I want also to say a word about Proposition 8 and the similar propositions in Arizona and Florida. They are really dreadful statements because they are a refusal to recognize and honor the love and commitment of some people while affirming the love and commitment of others. It implies that some love and commitment is real and other love and commitment isn’t fully real.


I am so proud of Tim and Ed and their family and friends. I think what they did yesterday in this sanctuary is an example of loving God with all your prayer. It is to affirm and be affirmed as the image of God, as fully human, as participants in eternity.


What does it mean to love God with all your soul…all your prayer?


Our Foundry statement of call outlines six ways of loving God with all our prayer: transcendent worship that moves us out of our daily concerns into the presence of God, challenging study that keeps us growing and vital, inclusive community that moves us outside our tribes and clans into reconciling community, caring community that keeps our hearts tender, active service, and prophetic leadership that brings change in our world.


This is loving God as fully human people – with all our soul, with all our prayer.


This week I was talking to a Methodist minister who worships at Foundry when he can. He said Foundry has an energy about it. The music is great, he said, but it is more than the music.  The preaching is okay, he said, a little too heady maybe but pretty good. But – he said – it is more than the preaching. There is an energy about Foundry, he said, that he thinks comes from the people’s engagement in the world, engagement in mission, engagement in change.


Maybe this is the best way to say what loving God with all of our prayer means – it means to be engaged in life, engaged in the world, engaged in change, engaged in what God is doing in the world. Engaged in the most noble and compelling movements of our time. Engaged even in the risky things – even risking sin. Sin boldly, Martin Luther used to say. It is better to risk sin, better to risk being on the wrong side, than to not be engaged.         


So what is the equivalent in your life of being an African-American and risking running for president of the United States, or being a woman, or being a 72-year-old man who has tried and tried before and not won? Win or lose. What is the equivalent for you?


What is the equivalent of being a gay man and standing with your partner at this altar to pronounce your love and commitment to your partner, something no gay person has ever done before?
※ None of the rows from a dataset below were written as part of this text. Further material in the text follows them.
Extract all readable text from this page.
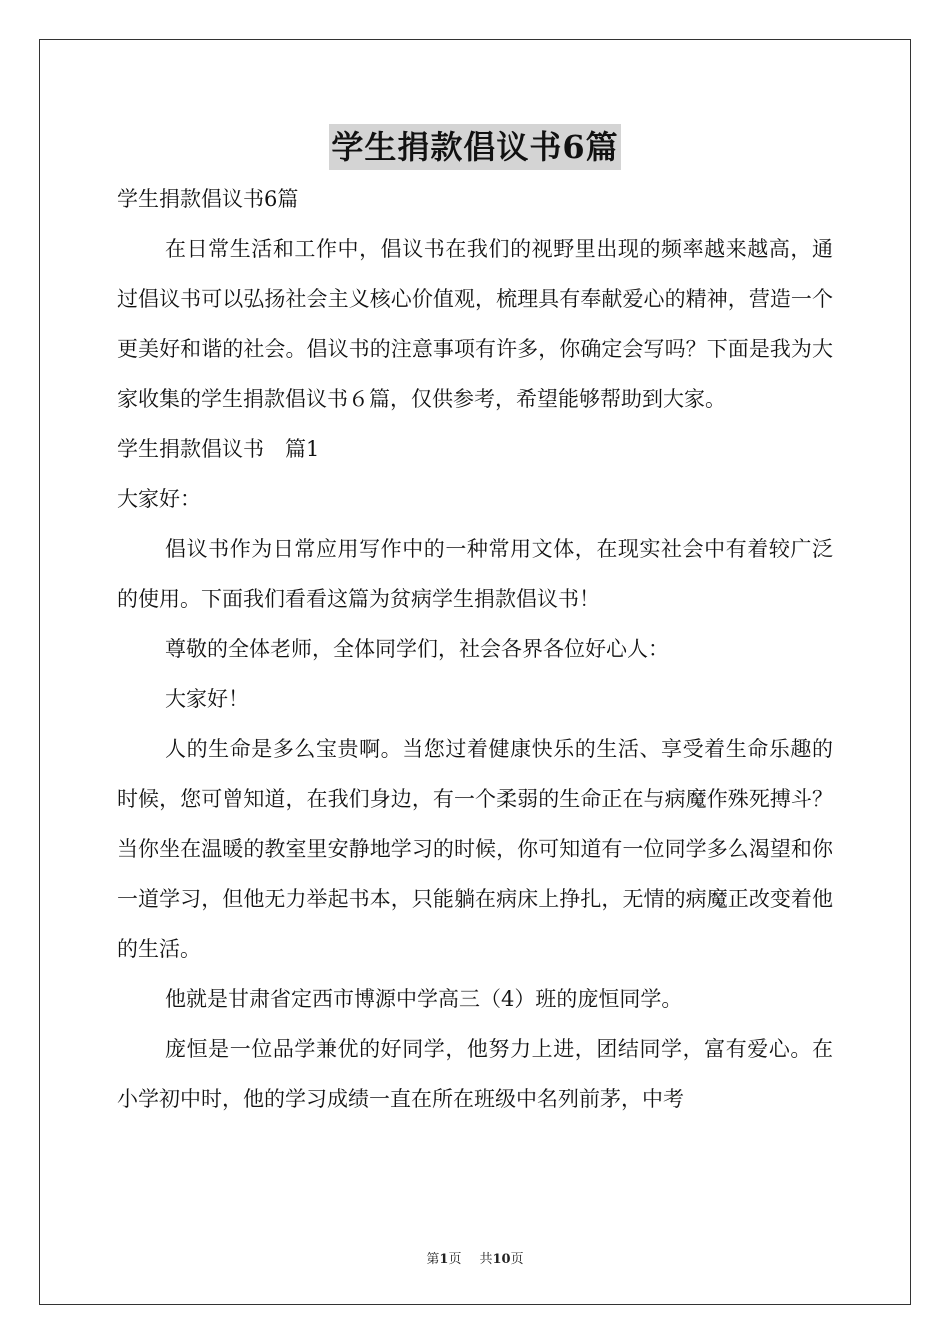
学生捐款倡议书6篇

学生捐款倡议书6篇

在日常生活和工作中，倡议书在我们的视野里出现的频率越来越高，通过倡议书可以弘扬社会主义核心价值观，梳理具有奉献爱心的精神，营造一个更美好和谐的社会。倡议书的注意事项有许多，你确定会写吗？下面是我为大家收集的学生捐款倡议书６篇，仅供参考，希望能够帮助到大家。

学生捐款倡议书　篇1

大家好：

倡议书作为日常应用写作中的一种常用文体，在现实社会中有着较广泛的使用。下面我们看看这篇为贫病学生捐款倡议书！

尊敬的全体老师，全体同学们，社会各界各位好心人：

大家好！

人的生命是多么宝贵啊。当您过着健康快乐的生活、享受着生命乐趣的时候，您可曾知道，在我们身边，有一个柔弱的生命正在与病魔作殊死搏斗？当你坐在温暖的教室里安静地学习的时候，你可知道有一位同学多么渴望和你一道学习，但他无力举起书本，只能躺在病床上挣扎，无情的病魔正改变着他的生活。

他就是甘肃省定西市博源中学高三（4）班的庞恒同学。

庞恒是一位品学兼优的好同学，他努力上进，团结同学，富有爱心。在小学初中时，他的学习成绩一直在所在班级中名列前茅，中考

第1页 共10页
What is the equivalent in your life for you?


How do you love God with all you are and all you have? With all your potential? With all your courage?


The Sunday before Thanksgiving is Stewardship Sunday when we will make our financial commitments to God and to Foundry’s mission and ministry. I’d like to challenge all of us to think about what other commitments we might want to make to God this Stewardship Sunday, because stewardship is really about what we do with our humanity, isn’t it?
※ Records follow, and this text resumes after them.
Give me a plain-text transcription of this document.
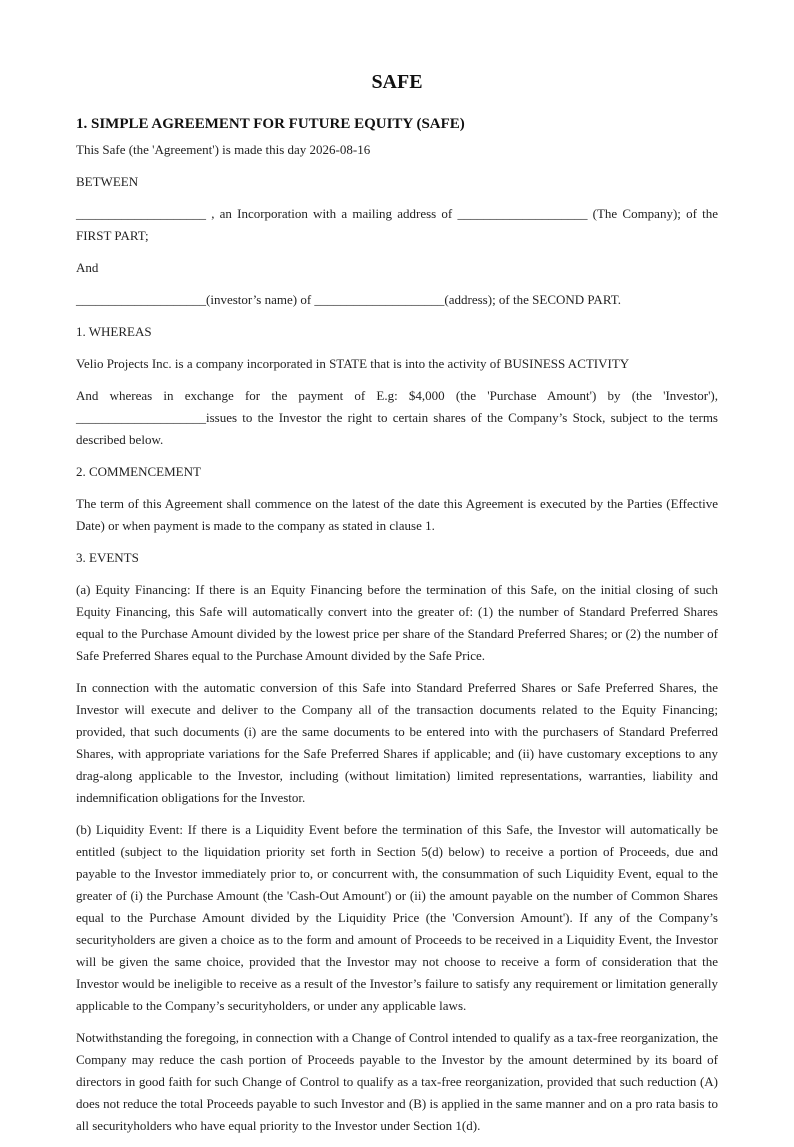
SAFE
1. SIMPLE AGREEMENT FOR FUTURE EQUITY (SAFE)

This Safe (the 'Agreement') is made this day 2026-08-16

BETWEEN

____________________ , an Incorporation with a mailing address of ____________________ (The Company); of the FIRST PART;

And

____________________(investor’s name) of ____________________(address); of the SECOND PART.

1. WHEREAS

Velio Projects Inc. is a company incorporated in STATE that is into the activity of BUSINESS ACTIVITY

And whereas in exchange for the payment of E.g: $4,000 (the 'Purchase Amount') by (the 'Investor'), ____________________issues to the Investor the right to certain shares of the Company’s Stock, subject to the terms described below.

2. COMMENCEMENT

The term of this Agreement shall commence on the latest of the date this Agreement is executed by the Parties (Effective Date) or when payment is made to the company as stated in clause 1.

3. EVENTS

(a) Equity Financing: If there is an Equity Financing before the termination of this Safe, on the initial closing of such Equity Financing, this Safe will automatically convert into the greater of: (1) the number of Standard Preferred Shares equal to the Purchase Amount divided by the lowest price per share of the Standard Preferred Shares; or (2) the number of Safe Preferred Shares equal to the Purchase Amount divided by the Safe Price.

In connection with the automatic conversion of this Safe into Standard Preferred Shares or Safe Preferred Shares, the Investor will execute and deliver to the Company all of the transaction documents related to the Equity Financing; provided, that such documents (i) are the same documents to be entered into with the purchasers of Standard Preferred Shares, with appropriate variations for the Safe Preferred Shares if applicable; and (ii) have customary exceptions to any drag-along applicable to the Investor, including (without limitation) limited representations, warranties, liability and indemnification obligations for the Investor.

(b) Liquidity Event: If there is a Liquidity Event before the termination of this Safe, the Investor will automatically be entitled (subject to the liquidation priority set forth in Section 5(d) below) to receive a portion of Proceeds, due and payable to the Investor immediately prior to, or concurrent with, the consummation of such Liquidity Event, equal to the greater of (i) the Purchase Amount (the 'Cash-Out Amount') or (ii) the amount payable on the number of Common Shares equal to the Purchase Amount divided by the Liquidity Price (the 'Conversion Amount'). If any of the Company’s securityholders are given a choice as to the form and amount of Proceeds to be received in a Liquidity Event, the Investor will be given the same choice, provided that the Investor may not choose to receive a form of consideration that the Investor would be ineligible to receive as a result of the Investor’s failure to satisfy any requirement or limitation generally applicable to the Company’s securityholders, or under any applicable laws.

Notwithstanding the foregoing, in connection with a Change of Control intended to qualify as a tax-free reorganization, the Company may reduce the cash portion of Proceeds payable to the Investor by the amount determined by its board of directors in good faith for such Change of Control to qualify as a tax-free reorganization, provided that such reduction (A) does not reduce the total Proceeds payable to such Investor and (B) is applied in the same manner and on a pro rata basis to all securityholders who have equal priority to the Investor under Section 1(d).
What we do about the image of God we are; what we do about eternity; what we do about the potential we are; what we do with all of our soul and all of our prayer.


What is the commitment we want to make to God? What is all our prayer? Others might not see it as very dramatic but we’ll know it is. It might be doing our job with a greater commitment than we need to do to get by. It might be asking somebody out on a date. It might be joining a study group or giving a morning to be with the day-laborers up the street, or deciding to do a VIM trip or who knows.  






O God, our creator. You have made us to reflect your glory, but we let the world convince us we are less than you have made us to be. Help us all to claim your image and to live with passion, prayer, intelligence and energy. Amen. 








[i] Jim Castelli, Editor, How I Pray: People of Different Religions Share with Us that Most Sacred and Intimate Act of Faith (Ny: Ballentine Books, 1994.